Designate a facilitator, and plan a full day meeting. Make sure you have a place to write your ideas, like a large paper pad with an easel, and bring snacks—or even lunch--to keep your team’s energy up. They are doing very important work!
Step 2: Make sure the team knows the definition of a brand.
The discussion at the beginning of this article may be enough. If you think they need more, try “Nonprofit Brands In The Age of Supporter Shift,” or “Creating A Brand For Your Nonprofit,” for brief primers on the work they’ll be doing in this meeting.
Step 3: List your target audiences.
Who are the people who help you meet your mission? Are they donors? Volunteers? Government agencies? People who use your services? In a group discussion, identify the top three groups of people who most need to understand and identify with your brand for you to successfully meet your mission.
For some organizations, the people who use their services are a key audience that deeply impacts their ability to meet their mission. Other organizations may rely more on the perceptions of donors, volunteers, or other audiences to be able to meet their mission.
Step 4: List every single one of your values, then narrow the list.
Have everyone at the table individually list the top five values they think drive or should drive the organization. Then, go around the table and say them out loud. Have your facilitator list all of them. If values come up more than once (and they probably will), the facilitator should note how many times they are mentioned.
Once you have every single value listed, start narrowing them down. Have the facilitator help you agree on which listed values go together, which are the most important, and what words best articulate the concepts you’ve all identified. End with a list of about five—but no more than ten—values.
Step 5: Find your points of interaction, and create an action plan.
What are the primary ways your target audiences interact with your brand, or encounter you for the first time? If this happens mostly online, you may need to redesign your website to reflect your values and brand promise, or develop a social media strategy that aligns with them. If you regularly communicate with audiences through phone calls, you may ask your receptionist to consider her greeting and communication style in light of the brand platform.

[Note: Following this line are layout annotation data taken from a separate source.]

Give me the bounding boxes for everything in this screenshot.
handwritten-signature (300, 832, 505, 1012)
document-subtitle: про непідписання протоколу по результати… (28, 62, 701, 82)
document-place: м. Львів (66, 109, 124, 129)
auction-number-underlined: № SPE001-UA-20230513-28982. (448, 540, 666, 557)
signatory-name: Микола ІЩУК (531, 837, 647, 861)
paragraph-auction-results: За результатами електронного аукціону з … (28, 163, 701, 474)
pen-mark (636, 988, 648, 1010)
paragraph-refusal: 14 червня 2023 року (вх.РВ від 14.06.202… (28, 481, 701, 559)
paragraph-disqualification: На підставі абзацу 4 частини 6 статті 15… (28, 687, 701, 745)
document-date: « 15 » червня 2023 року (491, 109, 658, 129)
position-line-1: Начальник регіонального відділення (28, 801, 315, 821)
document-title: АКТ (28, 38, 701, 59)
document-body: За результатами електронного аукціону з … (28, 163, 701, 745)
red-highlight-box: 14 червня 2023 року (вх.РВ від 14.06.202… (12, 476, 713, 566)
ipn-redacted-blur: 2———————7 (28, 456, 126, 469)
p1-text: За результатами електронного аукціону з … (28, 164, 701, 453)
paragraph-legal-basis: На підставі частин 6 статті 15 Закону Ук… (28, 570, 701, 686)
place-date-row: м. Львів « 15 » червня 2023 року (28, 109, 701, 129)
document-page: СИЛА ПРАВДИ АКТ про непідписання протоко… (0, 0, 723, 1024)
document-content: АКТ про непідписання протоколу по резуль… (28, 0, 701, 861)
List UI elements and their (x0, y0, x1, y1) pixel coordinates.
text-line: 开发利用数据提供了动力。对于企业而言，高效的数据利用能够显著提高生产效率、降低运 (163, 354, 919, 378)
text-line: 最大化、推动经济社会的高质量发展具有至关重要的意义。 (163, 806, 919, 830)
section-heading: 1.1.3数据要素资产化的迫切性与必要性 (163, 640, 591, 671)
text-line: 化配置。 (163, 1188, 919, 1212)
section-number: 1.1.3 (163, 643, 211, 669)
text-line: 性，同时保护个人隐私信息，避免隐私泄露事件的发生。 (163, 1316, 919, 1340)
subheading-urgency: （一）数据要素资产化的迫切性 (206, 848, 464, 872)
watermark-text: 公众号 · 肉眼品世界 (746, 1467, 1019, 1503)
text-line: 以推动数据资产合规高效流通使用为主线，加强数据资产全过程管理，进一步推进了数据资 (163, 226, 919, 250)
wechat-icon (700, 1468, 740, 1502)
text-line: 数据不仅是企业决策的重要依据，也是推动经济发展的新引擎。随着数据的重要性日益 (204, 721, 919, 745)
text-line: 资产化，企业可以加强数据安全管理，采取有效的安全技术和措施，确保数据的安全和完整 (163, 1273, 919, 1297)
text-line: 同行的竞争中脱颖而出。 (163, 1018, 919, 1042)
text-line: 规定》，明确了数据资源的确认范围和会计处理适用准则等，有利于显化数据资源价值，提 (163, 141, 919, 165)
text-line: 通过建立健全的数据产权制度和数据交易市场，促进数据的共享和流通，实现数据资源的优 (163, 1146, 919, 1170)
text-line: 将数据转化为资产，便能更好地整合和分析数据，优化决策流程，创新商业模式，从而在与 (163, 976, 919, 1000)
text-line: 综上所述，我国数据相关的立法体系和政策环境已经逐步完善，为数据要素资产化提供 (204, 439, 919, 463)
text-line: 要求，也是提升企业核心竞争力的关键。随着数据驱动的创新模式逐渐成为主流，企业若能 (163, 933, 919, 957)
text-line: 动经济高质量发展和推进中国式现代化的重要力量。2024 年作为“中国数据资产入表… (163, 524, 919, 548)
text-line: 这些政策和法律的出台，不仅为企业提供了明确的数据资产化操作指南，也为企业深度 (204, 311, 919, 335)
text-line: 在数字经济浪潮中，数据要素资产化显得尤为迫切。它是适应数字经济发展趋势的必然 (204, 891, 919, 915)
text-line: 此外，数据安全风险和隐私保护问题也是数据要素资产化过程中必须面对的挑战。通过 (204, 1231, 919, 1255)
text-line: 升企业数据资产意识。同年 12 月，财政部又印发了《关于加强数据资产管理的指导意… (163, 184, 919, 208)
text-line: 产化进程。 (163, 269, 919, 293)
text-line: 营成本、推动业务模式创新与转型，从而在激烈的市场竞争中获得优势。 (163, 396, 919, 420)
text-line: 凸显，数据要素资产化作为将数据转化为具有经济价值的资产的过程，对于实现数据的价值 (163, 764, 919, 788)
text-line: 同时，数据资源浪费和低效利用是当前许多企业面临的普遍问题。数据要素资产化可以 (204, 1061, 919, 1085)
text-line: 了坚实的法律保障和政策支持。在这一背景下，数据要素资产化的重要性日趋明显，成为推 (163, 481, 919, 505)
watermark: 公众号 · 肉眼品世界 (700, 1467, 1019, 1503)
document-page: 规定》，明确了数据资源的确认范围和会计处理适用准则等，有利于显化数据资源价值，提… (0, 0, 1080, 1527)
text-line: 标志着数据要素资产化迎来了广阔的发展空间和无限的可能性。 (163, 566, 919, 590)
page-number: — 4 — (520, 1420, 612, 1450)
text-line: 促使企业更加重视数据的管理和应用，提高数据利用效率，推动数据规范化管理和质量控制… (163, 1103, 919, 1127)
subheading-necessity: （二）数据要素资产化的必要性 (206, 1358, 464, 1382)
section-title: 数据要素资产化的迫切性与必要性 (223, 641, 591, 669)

In almost all cases, you’ll need your logo to serve as an anchor for your brand values and promise—to make sure that, when people see your logo, they can attach your brand identity to it. If you don’t know how to do that, a graphic designer does! And you now have exactly the tools he or she will need to give you a logo and visual identity that communicates—wordlessly—what you value as an organization, and what makes you special.
Step 6: Take action!
Make sure your branding work doesn’t end at the meeting. You want these values and this promise to be communicated consistently, throughout the organization. Make sure every member of the organization has a copy of the brand values and brand promise. Keep talking about your brand. Keep thinking about your brand. Ask your constituents what they think about your brand. If you stay engaged with it, you’ll be in control of how you’re perceived as an organization.